University Avenue project

In 1997, the province allocated a parking lot, which previously housed offices for the Supreme Court of Ontario at Queen and University, for the project. The lot was valued at C$31 million, and the federal and provincial governments also pledged funding for a new more modest project that would cost about $130 million. The original plan called for a 190 m (620 ft) tower of offices and condominiums to be built by Olympia and York which would help fund the project. It would be further supplemented by a $20 million donation by Christopher Ondaatje. However, both Olympia and York and Ondaatje developed concerns about the project and withdrew. More importantly, the municipal government of Mel Lastman refused to provide any municipal funding. The project collapsed again in 2000.

In 2002 the opera company under Richard Bradshaw issued an invitation in 2002 for designs. The company had secured a $20 million donation from the Four Seasons hotel chain in exchange for perpetual naming rights to the complex.

Ten architectural firms submitted proposals and the modernist design by Canadian company Diamond and Schmitt Architects, headed by Jack Diamond, was selected.

The complex took three years to construct at an estimated cost of $181 million. To provide wheelchair accessibilitym elevator access to the concourse level of Osgoode subway station was integrated into the construction of the Centre. The Centre had its grand opening on 14 June 2006, with regularly scheduled performances commencing on 12 September 2006 with the inaugural production in the new opera house being Richard Wagner's epic tetralogy Der Ring des Nibelungen (The Ring of the Nibelung). Governor General Michaëlle Jean and other prominent Canadians attended the event. Three complete Ring Cycles were performed in September 2006.

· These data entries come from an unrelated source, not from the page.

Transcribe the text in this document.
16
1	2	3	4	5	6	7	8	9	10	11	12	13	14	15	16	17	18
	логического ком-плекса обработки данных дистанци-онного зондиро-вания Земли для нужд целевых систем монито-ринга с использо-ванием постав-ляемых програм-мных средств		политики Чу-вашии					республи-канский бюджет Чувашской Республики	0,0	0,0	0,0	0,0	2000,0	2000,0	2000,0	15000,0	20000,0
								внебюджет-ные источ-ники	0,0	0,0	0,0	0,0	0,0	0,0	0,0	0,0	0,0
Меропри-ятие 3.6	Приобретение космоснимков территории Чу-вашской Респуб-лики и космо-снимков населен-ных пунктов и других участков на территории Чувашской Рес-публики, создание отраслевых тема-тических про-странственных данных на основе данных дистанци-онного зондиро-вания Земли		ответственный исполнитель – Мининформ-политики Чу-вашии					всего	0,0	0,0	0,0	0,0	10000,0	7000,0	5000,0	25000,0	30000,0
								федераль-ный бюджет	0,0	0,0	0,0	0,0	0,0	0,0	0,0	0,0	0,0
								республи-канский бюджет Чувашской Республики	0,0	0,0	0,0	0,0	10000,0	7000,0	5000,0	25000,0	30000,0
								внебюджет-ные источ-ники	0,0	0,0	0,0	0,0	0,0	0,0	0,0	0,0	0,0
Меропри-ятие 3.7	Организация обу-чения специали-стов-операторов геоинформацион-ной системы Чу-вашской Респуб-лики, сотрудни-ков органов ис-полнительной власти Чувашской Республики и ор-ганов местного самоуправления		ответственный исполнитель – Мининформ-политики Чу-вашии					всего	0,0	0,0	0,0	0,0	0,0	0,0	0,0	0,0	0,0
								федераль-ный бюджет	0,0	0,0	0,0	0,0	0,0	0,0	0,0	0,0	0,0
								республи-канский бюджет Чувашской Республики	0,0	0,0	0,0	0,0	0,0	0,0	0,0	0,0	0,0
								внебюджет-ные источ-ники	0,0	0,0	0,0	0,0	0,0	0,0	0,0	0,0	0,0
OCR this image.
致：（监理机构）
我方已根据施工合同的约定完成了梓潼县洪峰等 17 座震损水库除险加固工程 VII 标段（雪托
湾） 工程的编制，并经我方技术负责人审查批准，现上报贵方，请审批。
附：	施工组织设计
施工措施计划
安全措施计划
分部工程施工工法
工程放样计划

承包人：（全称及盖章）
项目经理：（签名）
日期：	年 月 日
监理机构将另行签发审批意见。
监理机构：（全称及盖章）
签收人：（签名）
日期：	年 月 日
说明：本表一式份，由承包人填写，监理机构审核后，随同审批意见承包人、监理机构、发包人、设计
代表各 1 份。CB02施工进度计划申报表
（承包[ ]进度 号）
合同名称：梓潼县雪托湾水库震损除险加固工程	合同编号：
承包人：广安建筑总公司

R. Fraser Elliott Hall design

The five-tiered, horseshoe-shaped auditorium was modelled after European opera houses. Collaborating with Diamond Schmitt, New York-based theatre planning and design specialists Fisher Dachs Associates arranged the room’s geometry and seating configuration to bring each of the 2,000 seats, including tiered balconies, as close to the stage as possible while maintaining an unobstructed view.

The acoustics were designed by Bob Essert of Sound Space Design and a team that included Aercoustics Engineering, Wilson Ihrig & Associates and Engineering Harmonics. The undulating back walls of the venue, which diffuse the sound throughout the auditorium by reflecting the sound waves back to the stage, account for about 90 percent of the audible sound for the audience. To prevent audience members from detecting specific sounds and vibrations including traffic noise, the rumble from the adjacent subway line and streetcar line, and even the sirens of the emergency vehicles rushing to the nearby hospitals, the theatre sits on 489 rubber insulating pads.

Other design elements reflect historic performance halls, including the Roman Amphitheatre.

Exterior

The hall was constructed on a limited budget, using contrasting materials. The City Room glass walls, curtain walls held by steel fixtures, look out on University Ave and Queen Street. The east, south and north sides are clad in dark brick. Windows on the north side have a view of Osgoode Hall, but the exterior on that side is unadorned.

On the west is the sidewalk extension City Room, which is transparent and which illuminates the street. The solid, massive eastern facade broken only by horizontal windows, in contrast, blends into its office building and brick surroundings, towards York Street. John Bentley Mays states in his 2006 Canadian Architect article that East wall is “unresponsive to the need of vitality on the street.” The southern, Richmond Street facade, also plain brick, is opposite the Hilton Hotel. Architect Diamond defends his rather plain design, stating, "You do not make a city out of iconic pieces".